Il faut dire que cette liaison avait tout pour déplaire, l’idylle s’étant nouée avec une ancienne salariée en litige avec l’entreprise, ce que l’employé épris s’était évidemment bien gardé de révéler.

La cour d’appel de Versailles avait d’abord jugé justifié le licenciement dudit salarié.

Au soutien de son argumentation, l’employeur invoquait, et ce n’était pas absurde, un manquement du salarié à son obligation de loyauté et un risque de conflit d’intérêts.

Il faut dire que le garçon avait quand même accès à du lourd en termes d’informations confidentielles, ayant des missions d’audit et de contrôle interne, étant, en application de la charte éthique, dans l’obligation d’informer son employeur de tout risque de conflit d’intérêt.

La société avait donc considéré cette dissimulation de lien matrimonial comme constitutive d’un doute légitime sur la loyauté du salarié.

Le salarié s’est pourvu en Cassation, avançant les trois arguments suivants :

. cette relation était dépourvue de tout rapport avec ses fonctions et insusceptible d’en affecter le bon exercice ;
· l’obligation d’information prévue par la charte éthique de l’entreprise ne portait que sur les « relations d’affaires effectives ou potentielles », la relation matrimoniale n’entrant alors pas dans ladite définition ;
· la suspicion que le salarié puisse communiquer des informations confidentielles à son épouse relève de la perte de confiance et ne peut justifier un licenciement.

Sur ce, la Cour de cassation a rappelé qu’un motif tiré de la vie personnelle du salarié ne peut, en principe, justifier un licenciement disciplinaire, sauf s’il constitue un manquement à une obligation découlant du contrat de travail. Le salarié a droit, même au temps et au lieu du travail, au respect de sa vie privée, l’employeur ne pouvant alors pas l’obliger à lui communiquer des informations sur sa situation familiale.

La Cour ajoute qu’il aurait fallu démontrer que la situation matrimoniale pouvait influer sur les fonctions exercées, au détriment des intérêts de l’entreprise.

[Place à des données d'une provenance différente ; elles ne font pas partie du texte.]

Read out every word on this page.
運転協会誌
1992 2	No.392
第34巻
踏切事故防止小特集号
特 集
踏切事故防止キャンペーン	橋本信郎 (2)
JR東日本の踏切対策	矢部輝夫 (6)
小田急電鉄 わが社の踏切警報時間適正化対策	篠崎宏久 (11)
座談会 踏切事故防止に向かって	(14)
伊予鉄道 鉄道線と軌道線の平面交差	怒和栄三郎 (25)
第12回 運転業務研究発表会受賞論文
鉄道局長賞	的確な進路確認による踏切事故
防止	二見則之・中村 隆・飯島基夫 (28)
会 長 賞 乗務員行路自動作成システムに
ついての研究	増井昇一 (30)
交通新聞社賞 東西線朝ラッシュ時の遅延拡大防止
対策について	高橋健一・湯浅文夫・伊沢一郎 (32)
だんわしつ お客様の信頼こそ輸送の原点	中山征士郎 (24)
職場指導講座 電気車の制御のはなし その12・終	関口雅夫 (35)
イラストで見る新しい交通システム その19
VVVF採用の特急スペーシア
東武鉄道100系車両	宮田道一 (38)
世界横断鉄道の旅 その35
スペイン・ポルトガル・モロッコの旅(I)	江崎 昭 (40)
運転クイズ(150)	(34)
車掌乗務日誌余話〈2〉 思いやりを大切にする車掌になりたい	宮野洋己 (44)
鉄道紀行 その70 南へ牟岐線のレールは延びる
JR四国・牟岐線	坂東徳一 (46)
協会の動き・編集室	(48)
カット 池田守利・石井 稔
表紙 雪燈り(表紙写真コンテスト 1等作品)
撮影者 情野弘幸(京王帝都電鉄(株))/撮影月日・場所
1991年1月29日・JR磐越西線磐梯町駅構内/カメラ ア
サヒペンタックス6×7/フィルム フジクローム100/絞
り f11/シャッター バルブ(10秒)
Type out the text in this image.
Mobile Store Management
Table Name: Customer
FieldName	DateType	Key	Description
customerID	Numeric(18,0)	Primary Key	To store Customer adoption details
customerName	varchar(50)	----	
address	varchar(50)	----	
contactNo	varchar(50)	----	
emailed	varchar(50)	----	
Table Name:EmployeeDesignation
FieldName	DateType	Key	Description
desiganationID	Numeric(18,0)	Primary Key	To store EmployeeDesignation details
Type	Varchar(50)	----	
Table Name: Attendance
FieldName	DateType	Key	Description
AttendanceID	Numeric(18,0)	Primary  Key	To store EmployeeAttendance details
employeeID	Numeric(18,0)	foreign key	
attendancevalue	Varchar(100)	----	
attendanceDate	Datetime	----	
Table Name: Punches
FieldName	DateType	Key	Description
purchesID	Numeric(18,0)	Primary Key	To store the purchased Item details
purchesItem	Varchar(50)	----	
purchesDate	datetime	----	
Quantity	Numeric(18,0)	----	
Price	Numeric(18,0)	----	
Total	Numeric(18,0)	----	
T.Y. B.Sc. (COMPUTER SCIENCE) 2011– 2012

Or, l’existence d’un différend judiciaire entre son épouse, ancienne salariée de l’entreprise, et l’employeur, ne suffisait pas à caractériser un conflit d’intérêt tel que défini par la charte applicable dans l’entreprise.

Il en résulte que le salarié pouvait tout à fait librement conserver par devers lui les informations afférentes à sa vie privée (souvenons-nous que s’agissant d’un DRH et d’une déléguée syndicale, la solution n’avait pas été la même).